XVI.
Urgently she pushed him away from her eager lips.
"We daren't be happy, Norm," she said. "We daren't be happy for one single moment."
A disturbed and apprehensive look clouded the longing in her eyes, as if she had become conscious of a great wall shutting out the sunlight. When she answered his unspoken question, it was almost in a whisper, as if even to mention the name might be dangerous.
"Mrs. Carr—"
Her hands tightened on his arms, conveying to him in a physical way the immediacy of their danger.
"Norman, I'm frightened. I'm terribly frightened. For both of us. My soul has learned so much. Things are different from what I thought. And they're much worse."
He took hold of her shoulders, straightened her up. "You're safe," he told her, and there was a scowling strength in his face and his voice. "I've gotten you back, and I'm going to hold you. I've powers you don't know about yet. They can never touch you again."

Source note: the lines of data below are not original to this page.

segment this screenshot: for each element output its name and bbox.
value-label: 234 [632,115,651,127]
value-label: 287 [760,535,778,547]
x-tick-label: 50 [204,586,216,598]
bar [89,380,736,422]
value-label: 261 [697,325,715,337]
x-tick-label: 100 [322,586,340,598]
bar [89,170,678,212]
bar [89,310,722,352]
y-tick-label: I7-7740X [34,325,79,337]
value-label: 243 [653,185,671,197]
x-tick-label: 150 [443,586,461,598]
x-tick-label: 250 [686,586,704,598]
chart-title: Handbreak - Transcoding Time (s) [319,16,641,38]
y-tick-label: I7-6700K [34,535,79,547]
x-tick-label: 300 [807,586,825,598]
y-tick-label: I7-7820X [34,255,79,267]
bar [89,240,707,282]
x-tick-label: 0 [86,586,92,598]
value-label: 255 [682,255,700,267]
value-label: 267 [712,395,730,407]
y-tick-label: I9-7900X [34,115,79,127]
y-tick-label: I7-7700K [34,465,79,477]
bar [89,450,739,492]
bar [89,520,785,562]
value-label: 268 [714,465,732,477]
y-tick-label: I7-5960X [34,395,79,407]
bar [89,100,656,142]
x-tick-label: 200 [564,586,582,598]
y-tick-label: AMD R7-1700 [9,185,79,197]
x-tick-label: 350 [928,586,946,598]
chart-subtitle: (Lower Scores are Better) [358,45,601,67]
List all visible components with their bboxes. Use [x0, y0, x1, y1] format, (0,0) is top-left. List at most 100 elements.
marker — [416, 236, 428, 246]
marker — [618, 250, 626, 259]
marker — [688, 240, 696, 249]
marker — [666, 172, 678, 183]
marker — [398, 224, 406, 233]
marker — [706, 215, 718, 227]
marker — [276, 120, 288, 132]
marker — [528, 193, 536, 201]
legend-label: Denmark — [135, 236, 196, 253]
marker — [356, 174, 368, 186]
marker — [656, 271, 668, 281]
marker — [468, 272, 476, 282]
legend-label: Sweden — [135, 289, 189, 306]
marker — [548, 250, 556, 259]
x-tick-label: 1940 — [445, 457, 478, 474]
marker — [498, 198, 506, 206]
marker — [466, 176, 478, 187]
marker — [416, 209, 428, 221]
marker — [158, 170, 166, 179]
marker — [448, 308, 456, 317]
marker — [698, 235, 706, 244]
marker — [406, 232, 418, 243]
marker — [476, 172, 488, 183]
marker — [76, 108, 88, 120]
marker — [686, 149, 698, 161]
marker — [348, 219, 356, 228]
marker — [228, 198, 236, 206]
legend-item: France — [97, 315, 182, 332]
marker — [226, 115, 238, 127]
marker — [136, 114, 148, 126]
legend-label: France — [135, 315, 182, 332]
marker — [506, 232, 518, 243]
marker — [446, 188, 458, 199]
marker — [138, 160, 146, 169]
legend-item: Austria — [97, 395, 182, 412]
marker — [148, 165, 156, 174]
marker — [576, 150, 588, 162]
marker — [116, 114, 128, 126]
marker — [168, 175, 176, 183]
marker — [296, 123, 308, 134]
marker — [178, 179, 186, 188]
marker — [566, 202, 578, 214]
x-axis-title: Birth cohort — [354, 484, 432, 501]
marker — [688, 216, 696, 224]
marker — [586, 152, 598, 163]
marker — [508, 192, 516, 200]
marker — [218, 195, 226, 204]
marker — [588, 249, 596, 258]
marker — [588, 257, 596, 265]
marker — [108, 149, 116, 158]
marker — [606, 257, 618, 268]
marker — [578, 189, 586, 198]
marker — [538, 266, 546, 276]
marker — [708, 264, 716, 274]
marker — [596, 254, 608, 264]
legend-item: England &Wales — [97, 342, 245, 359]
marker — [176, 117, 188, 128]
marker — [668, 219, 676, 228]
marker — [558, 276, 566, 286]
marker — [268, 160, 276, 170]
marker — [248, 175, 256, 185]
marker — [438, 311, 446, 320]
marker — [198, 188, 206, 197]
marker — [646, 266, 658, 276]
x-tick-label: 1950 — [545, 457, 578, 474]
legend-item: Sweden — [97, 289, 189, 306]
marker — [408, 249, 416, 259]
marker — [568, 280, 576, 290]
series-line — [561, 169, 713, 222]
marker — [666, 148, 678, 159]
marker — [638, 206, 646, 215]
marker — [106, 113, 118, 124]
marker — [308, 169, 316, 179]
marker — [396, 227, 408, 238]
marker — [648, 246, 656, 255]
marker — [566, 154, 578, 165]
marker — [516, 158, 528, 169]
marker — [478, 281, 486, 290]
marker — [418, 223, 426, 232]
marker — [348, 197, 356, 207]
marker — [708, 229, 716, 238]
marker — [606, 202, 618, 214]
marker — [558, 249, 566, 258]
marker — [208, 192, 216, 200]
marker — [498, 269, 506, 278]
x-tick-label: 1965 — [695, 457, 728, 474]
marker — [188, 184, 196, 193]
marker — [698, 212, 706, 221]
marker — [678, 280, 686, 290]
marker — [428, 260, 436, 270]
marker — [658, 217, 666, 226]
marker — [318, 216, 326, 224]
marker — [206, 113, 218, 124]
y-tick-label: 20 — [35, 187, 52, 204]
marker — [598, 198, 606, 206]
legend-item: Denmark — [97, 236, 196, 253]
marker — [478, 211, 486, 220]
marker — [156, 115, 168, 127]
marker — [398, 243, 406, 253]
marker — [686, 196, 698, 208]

"Oh, Norman," she began, dropping her eyes, conflicting emotions evident in her expression, "I know how brave and clever you've been. Only I know the risks you've run, the sacrifices you've made for me—wrenching your whole life away from rationality in the bare space of a week, enduring of your own free will the beastliness of that woman's naked thoughts which I was able to endure only because I was forced to. And you have beaten Evelyn Sawtelle and Mrs. Gunnison fairly and at their own game. But Mrs. Carr—" Her hands transmitted her trembling to him. "Oh, Norman, she only let you beat them. She wanted to give them a fright, and she preferred to let you do it for her. That's always her way. But now she'll take a hand herself."